What about art? In Damien Hirst’s other work, he has affixed dozens of brightly colored
butterfly wings in symmetrical patterns on to enameled canvases. The
butterfly is, of course, an ancient Christian symbol for resurrection. Indeed, Hirst references the death and resurrection of Christ
in the pattern of the butterfly wings, which double as a cross.
The transformation
from caterpillar to the beauty of a butterfly only comes from the pain and
struggle of death. Death is described in the NT as the last great enemy – but
it’s an enemy that ultimately has been defeated in Jesus Christ. Death is not
annihilation. Death is not a full stop.
That’s what we
celebrate today. On Easter morning the disciples saw Jesus'
grave clothes lying on the cold slab still wrapped round and round the corpse.
The corpse was gone, much like an empty chrysalis
deserted by a butterfly who has left to soar free. ‘He is risen as He said’, an
angel told the incredulous disciples. There is new life, divine energy,
transformation, hope.
What seems clear to
me is that something happened those 2,000 years ago that was so significant
that a group of timid, cowardly, deserting, crushed disciples were transformed.
They were so utterly transformed by what they experienced on that first Easter
Sunday that they travelled the world. They were so energized by God’s Spirit
that they were willing to die for the belief that Love conquers death, and that
Jesus himself is the live-giver.
What started as a
tiny sect within Judaism grew, and it grew and it grew. It grew despite that
fact of severe persecution. Over the last 2,000 years, millions of people have
come to walk the way of Jesus, the way of the cross.

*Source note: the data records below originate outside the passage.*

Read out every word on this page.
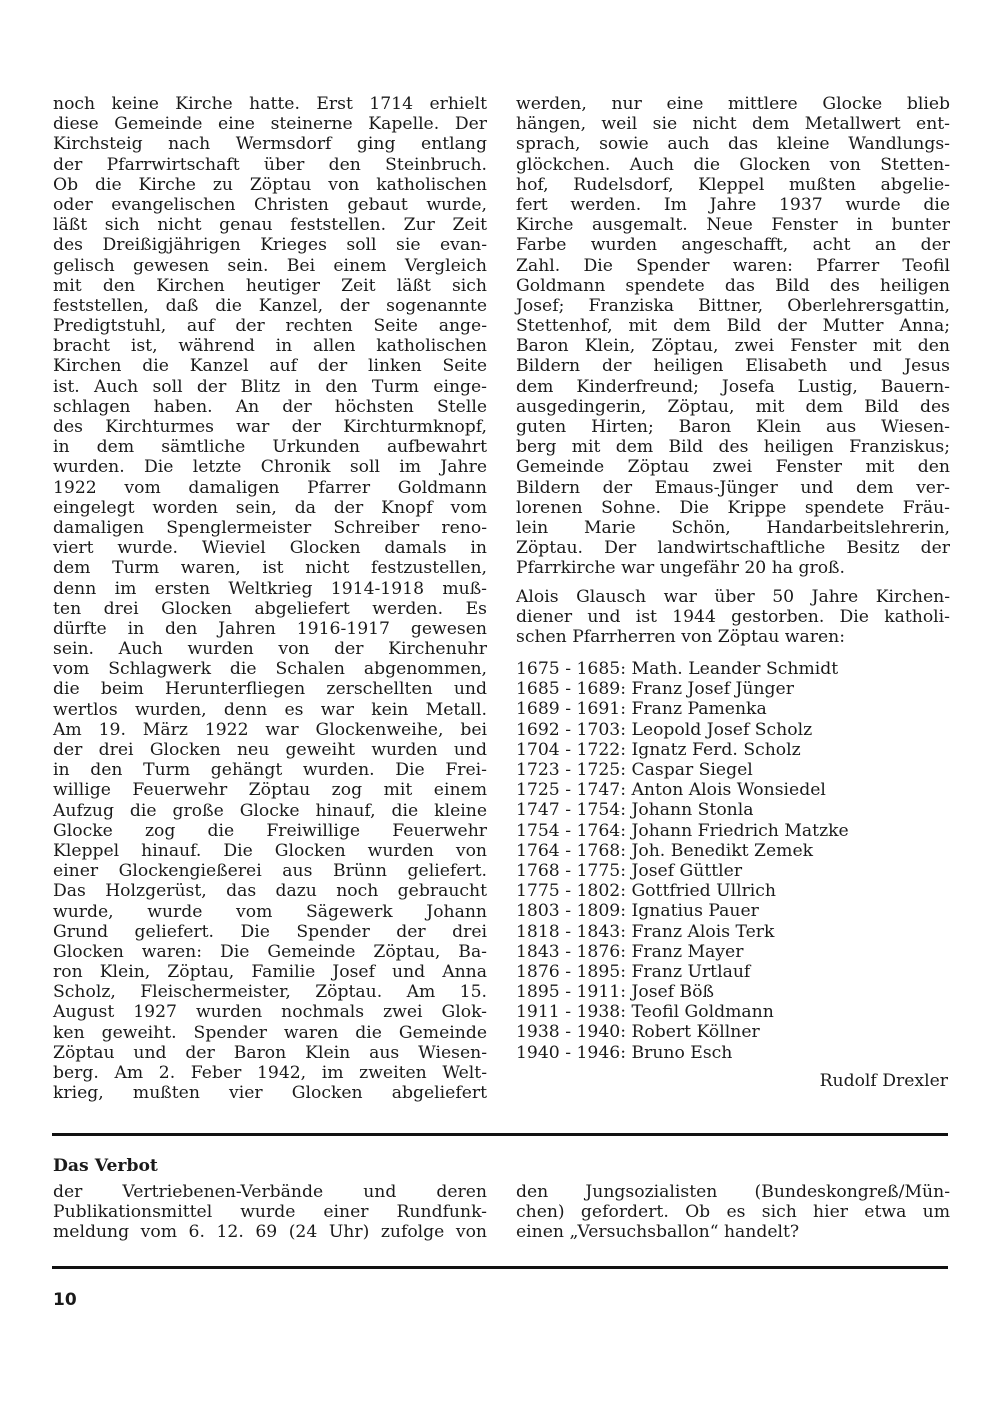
noch keine Kirche hatte. Erst 1714 erhielt
diese Gemeinde eine steinerne Kapelle. Der
Kirchsteig nach Wermsdorf ging entlang
der Pfarrwirtschaft über den Steinbruch.
Ob die Kirche zu Zöptau von katholischen
oder evangelischen Christen gebaut wurde,
läßt sich nicht genau feststellen. Zur Zeit
des Dreißigjährigen Krieges soll sie evan-
gelisch gewesen sein. Bei einem Vergleich
mit den Kirchen heutiger Zeit läßt sich
feststellen, daß die Kanzel, der sogenannte
Predigtstuhl, auf der rechten Seite ange-
bracht ist, während in allen katholischen
Kirchen die Kanzel auf der linken Seite
ist. Auch soll der Blitz in den Turm einge-
schlagen haben. An der höchsten Stelle
des Kirchturmes war der Kirchturmknopf,
in dem sämtliche Urkunden aufbewahrt
wurden. Die letzte Chronik soll im Jahre
1922 vom damaligen Pfarrer Goldmann
eingelegt worden sein, da der Knopf vom
damaligen Spenglermeister Schreiber reno-
viert wurde. Wieviel Glocken damals in
dem Turm waren, ist nicht festzustellen,
denn im ersten Weltkrieg 1914-1918 muß-
ten drei Glocken abgeliefert werden. Es
dürfte in den Jahren 1916-1917 gewesen
sein. Auch wurden von der Kirchenuhr
vom Schlagwerk die Schalen abgenommen,
die beim Herunterfliegen zerschellten und
wertlos wurden, denn es war kein Metall.
Am 19. März 1922 war Glockenweihe, bei
der drei Glocken neu geweiht wurden und
in den Turm gehängt wurden. Die Frei-
willige Feuerwehr Zöptau zog mit einem
Aufzug die große Glocke hinauf, die kleine
Glocke zog die Freiwillige Feuerwehr
Kleppel hinauf. Die Glocken wurden von
einer Glockengießerei aus Brünn geliefert.
Das Holzgerüst, das dazu noch gebraucht
wurde, wurde vom Sägewerk Johann
Grund geliefert. Die Spender der drei
Glocken waren: Die Gemeinde Zöptau, Ba-
ron Klein, Zöptau, Familie Josef und Anna
Scholz, Fleischermeister, Zöptau. Am 15.
August 1927 wurden nochmals zwei Glok-
ken geweiht. Spender waren die Gemeinde
Zöptau und der Baron Klein aus Wiesen-
berg. Am 2. Feber 1942, im zweiten Welt-
krieg, mußten vier Glocken abgeliefert
werden, nur eine mittlere Glocke blieb
hängen, weil sie nicht dem Metallwert ent-
sprach, sowie auch das kleine Wandlungs-
glöckchen. Auch die Glocken von Stetten-
hof, Rudelsdorf, Kleppel mußten abgelie-
fert werden. Im Jahre 1937 wurde die
Kirche ausgemalt. Neue Fenster in bunter
Farbe wurden angeschafft, acht an der
Zahl. Die Spender waren: Pfarrer Teofil
Goldmann spendete das Bild des heiligen
Josef; Franziska Bittner, Oberlehrersgattin,
Stettenhof, mit dem Bild der Mutter Anna;
Baron Klein, Zöptau, zwei Fenster mit den
Bildern der heiligen Elisabeth und Jesus
dem Kinderfreund; Josefa Lustig, Bauern-
ausgedingerin, Zöptau, mit dem Bild des
guten Hirten; Baron Klein aus Wiesen-
berg mit dem Bild des heiligen Franziskus;
Gemeinde Zöptau zwei Fenster mit den
Bildern der Emaus-Jünger und dem ver-
lorenen Sohne. Die Krippe spendete Fräu-
lein Marie Schön, Handarbeitslehrerin,
Zöptau. Der landwirtschaftliche Besitz der
Pfarrkirche war ungefähr 20 ha groß.
Alois Glausch war über 50 Jahre Kirchen-
diener und ist 1944 gestorben. Die katholi-
schen Pfarrherren von Zöptau waren:
1675 - 1685: Math. Leander Schmidt
1685 - 1689: Franz Josef Jünger
1689 - 1691: Franz Pamenka
1692 - 1703: Leopold Josef Scholz
1704 - 1722: Ignatz Ferd. Scholz
1723 - 1725: Caspar Siegel
1725 - 1747: Anton Alois Wonsiedel
1747 - 1754: Johann Stonla
1754 - 1764: Johann Friedrich Matzke
1764 - 1768: Joh. Benedikt Zemek
1768 - 1775: Josef Güttler
1775 - 1802: Gottfried Ullrich
1803 - 1809: Ignatius Pauer
1818 - 1843: Franz Alois Terk
1843 - 1876: Franz Mayer
1876 - 1895: Franz Urtlauf
1895 - 1911: Josef Böß
1911 - 1938: Teofil Goldmann
1938 - 1940: Robert Köllner
1940 - 1946: Bruno Esch
Rudolf Drexler
Das Verbot
der Vertriebenen-Verbände und deren
Publikationsmittel wurde einer Rundfunk-
meldung vom 6. 12. 69 (24 Uhr) zufolge von
den Jungsozialisten (Bundeskongreß/Mün-
chen) gefordert. Ob es sich hier etwa um
einen „Versuchsballon“ handelt?
10
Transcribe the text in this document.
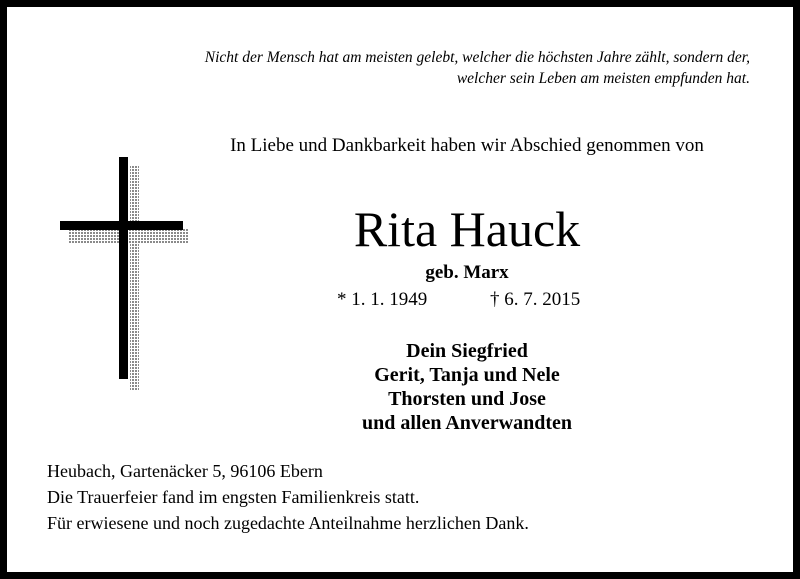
Nicht der Mensch hat am meisten gelebt, welcher die höchsten Jahre zählt, sondern der,
welcher sein Leben am meisten empfunden hat.
In Liebe und Dankbarkeit haben wir Abschied genommen von
Rita Hauck
geb. Marx
* 1. 1. 1949	† 6. 7. 2015
Dein Siegfried
Gerit, Tanja und Nele
Thorsten und Jose
und allen Anverwandten
Heubach, Gartenäcker 5, 96106 Ebern
Die Trauerfeier fand im engsten Familienkreis statt.
Für erwiesene und noch zugedachte Anteilnahme herzlichen Dank.
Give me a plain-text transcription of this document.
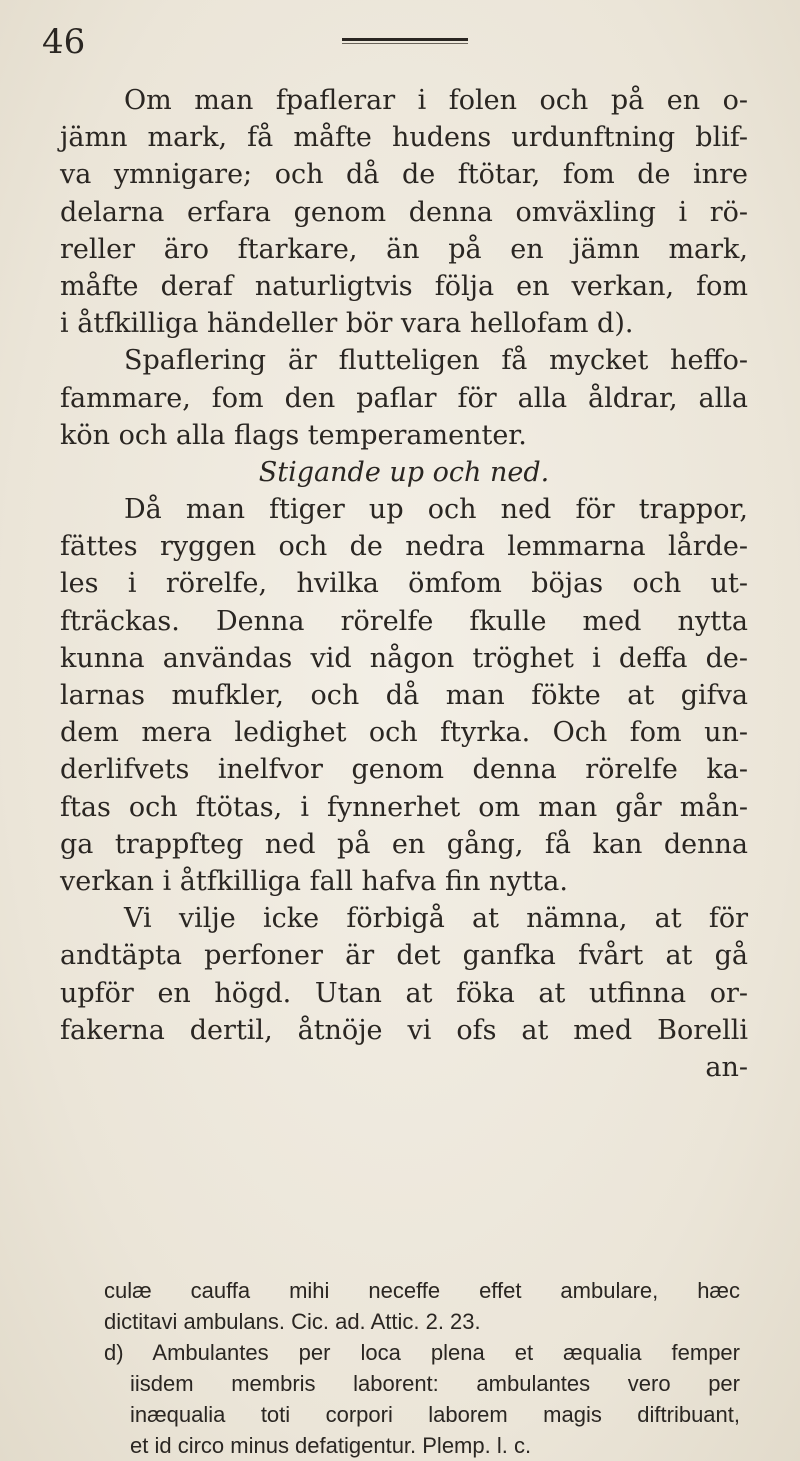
46
Om man fpaflerar i folen och på en o-
jämn mark, få måfte hudens urdunftning blif-
va ymnigare; och då de ftötar, fom de inre
delarna erfara genom denna omväxling i rö-
reller äro ftarkare, än på en jämn mark,
måfte deraf naturligtvis följa en verkan, fom
i åtfkilliga händeller bör vara hellofam d).
Spaflering är flutteligen få mycket heffo-
fammare, fom den paflar för alla åldrar, alla
kön och alla flags temperamenter.
Stigande up och ned.
Då man ftiger up och ned för trappor,
fättes ryggen och de nedra lemmarna lårde-
les i rörelfe, hvilka ömfom böjas och ut-
fträckas. Denna rörelfe fkulle med nytta
kunna användas vid någon tröghet i deffa de-
larnas mufkler, och då man fökte at gifva
dem mera ledighet och ftyrka. Och fom un-
derlifvets inelfvor genom denna rörelfe ka-
ftas och ftötas, i fynnerhet om man går mån-
ga trappfteg ned på en gång, få kan denna
verkan i åtfkilliga fall hafva fin nytta.
Vi vilje icke förbigå at nämna, at för
andtäpta perfoner är det ganfka fvårt at gå
upför en högd. Utan at föka at utfinna or-
fakerna dertil, åtnöje vi ofs at med Borelli
an-
culæ cauffa mihi neceffe effet ambulare, hæc
dictitavi ambulans. Cic. ad. Attic. 2. 23.
d) Ambulantes per loca plena et æqualia femper
iisdem membris laborent: ambulantes vero per
inæqualia toti corpori laborem magis diftribuant,
et id circo minus defatigentur. Plemp. l. c.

And today, we celebrate
with over 2 billion other Christians around the world. We
celebrate God the life-giver, that death and hell has been conquered by
self-giving Love.
As we celebrate the Easter feast we are also invited to
participate in resurrection living. It doesn’t take much to recognise that our
world and our lives are still profoundly broken… and so, in our world and in
our lives today, resurrection needs to be practiced; it needs to be lived out.
The tumultuous surge of divine energy needs to overflow into our lives, into
our community and the world because one day, God’s liberating kingdom of love
of justice of compassion, will truly and completely arrive.